Treatment of these cutaneous ulcerations is based upon the severity and the associated medical conditions. Although a direct association between severity of an associated condition and pyoderma gangrenosum has not been established, it is important that medications ideally be used that are beneficial for both conditions. Limited disease can be managed with wound care, topical, and intralesional therapy, whereas aggressive disease requires systemic immunomodulatory agents. However, no gold standard treatment exists as there are limited randomized controlled trials [25]. Topical agents can be used for ulcerations that are less than 2 cm [2], including corticosteroids, tacrolimus, sodium cromoglycate, dapsone, nicotine, and 5-aminosalicylic acid [25]. Systemic corticosteroids are first line for severe disease as either oral prednisone (0.5–1 mg/kg/day) or pulse intravenous methylprednisone 1000 mg/day [25]. Other systemic agents that can be added with steroid-sparing benefits include cyclosporine, tacrolimus, thalidomide, colchicine, dapsone, sulfasalazine, azathioprine, methotrexate, mycophenolate, cyclophosphamide, chlorambucil, minocycline, IVIG, anti-TNFs, anti-interleukin-1, anti-interleukin-12, and anti-interleukin-23 agents [25]. Our patient was given corticosteroids and then transitioned to sulfasalazine and azathioprine but did not respond. Subsequently, adalimumab was started and the patient had a drastic response within 4 weeks (Figure 4).

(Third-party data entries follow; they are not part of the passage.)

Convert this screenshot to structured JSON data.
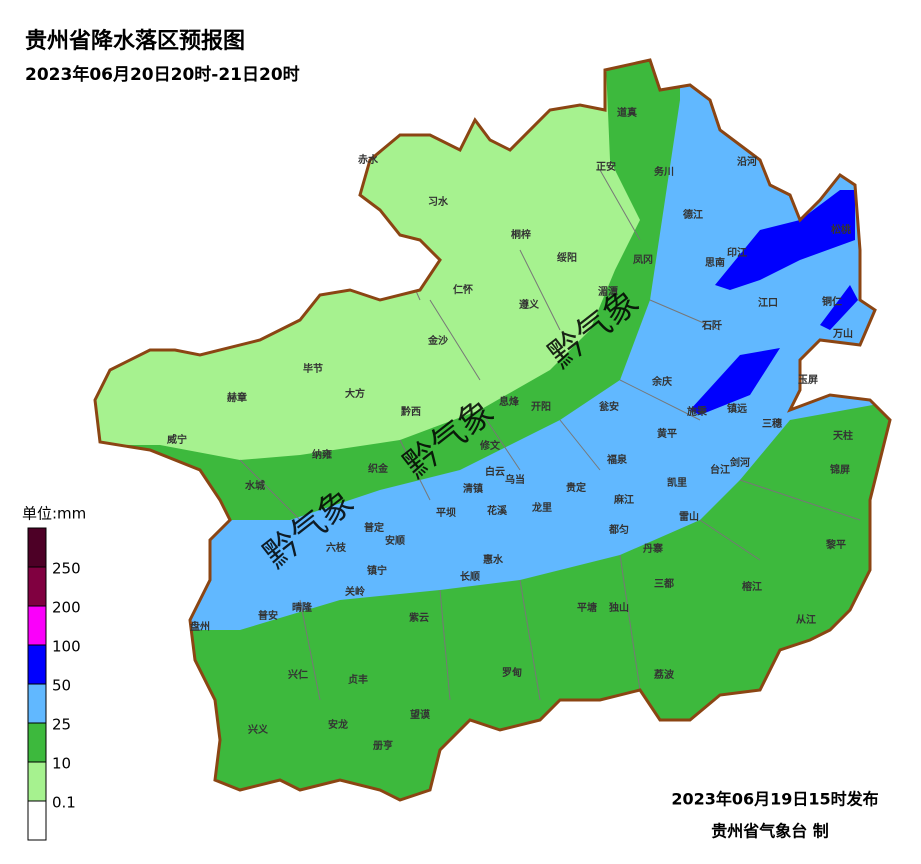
{
  "title": "贵州省降水落区预报图",
  "subtitle": "2023年06月20日20时-21日20时",
  "legend": {
    "unit": "单位:mm",
    "labels": [
      "250",
      "200",
      "100",
      "50",
      "25",
      "10",
      "0.1"
    ],
    "colors": [
      "#4d0026",
      "#800040",
      "#fa00fa",
      "#0000fe",
      "#61b8ff",
      "#3db93d",
      "#a6f28f",
      "#ffffff"
    ]
  },
  "watermark": "黔气象",
  "counties": [
    "赤水",
    "习水",
    "桐梓",
    "正安",
    "道真",
    "务川",
    "沿河",
    "德江",
    "印江",
    "松桃",
    "思南",
    "绥阳",
    "凤冈",
    "仁怀",
    "遵义",
    "湄潭",
    "江口",
    "铜仁",
    "金沙",
    "石阡",
    "万山",
    "毕节",
    "大方",
    "余庆",
    "玉屏",
    "赫章",
    "黔西",
    "息烽",
    "开阳",
    "瓮安",
    "施秉",
    "镇远",
    "三穗",
    "天柱",
    "威宁",
    "纳雍",
    "修文",
    "黄平",
    "织金",
    "白云",
    "清镇",
    "乌当",
    "福泉",
    "剑河",
    "台江",
    "锦屏",
    "水城",
    "凯里",
    "贵定",
    "麻江",
    "龙里",
    "花溪",
    "平坝",
    "雷山",
    "普定",
    "安顺",
    "都匀",
    "惠水",
    "六枝",
    "丹寨",
    "黎平",
    "镇宁",
    "长顺",
    "三都",
    "关岭",
    "晴隆",
    "平塘",
    "独山",
    "榕江",
    "普安",
    "紫云",
    "盘州",
    "从江",
    "兴仁",
    "贞丰",
    "罗甸",
    "荔波",
    "望谟",
    "兴义",
    "安龙",
    "册亨"
  ],
  "footer": {
    "issued": "2023年06月19日15时发布",
    "agency": "贵州省气象台 制"
  }
}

Initially, sulfasalazine was started for our patient’s pyoderma gangrenosum as there was suspicion for an associated inflammatory bowel disease, and colonoscopy had not been completed at this point. Subsequently after minimal response, azathioprine was added as a mild immunosuppressant because our patient was considered high risk for infection with his large, open wounds. However, he did not respond. Finally, adalimumab was started instead of other longer-acting biologics such as infliximab. We preferred adalimumab as it is dosed every two weeks and thus has a shorter half-life, in case the medication had to be discontinued in the future due to an infection. Our indication for an anti-TNF agent was our patient’s refractory pyoderma gangrenosum and enthesitis seen on ultrasound examination. The final diagnosis for our patient was pyoderma gangrenosum with superimposed pseudomonas infection associated with undifferentiated spondyloarthropathy.

4. Conclusion

Traditionally, pyoderma gangrenosum is commonly associated with inflammatory bowel disease, but this was not the case in our patient. He initially sought out treatment for ulcerations from pyoderma gangrenosum and then was subsequently found to have erosive inflammatory arthritis and undifferentiated axial spondyloarthropathy. This is suggestive of spondyloarthritis possibly going underdiagnosed and subsequently untreated in other patients with pyoderma gangrenosum. Thus, even though axial spondyloarthropathy may be rarely associated with pyoderma gangrenosum, it should be kept as an associated differential diagnosis when faced with pyoderma gangrenosum.

Conflicts of Interest

The authors declare that they have no conflicts of interest.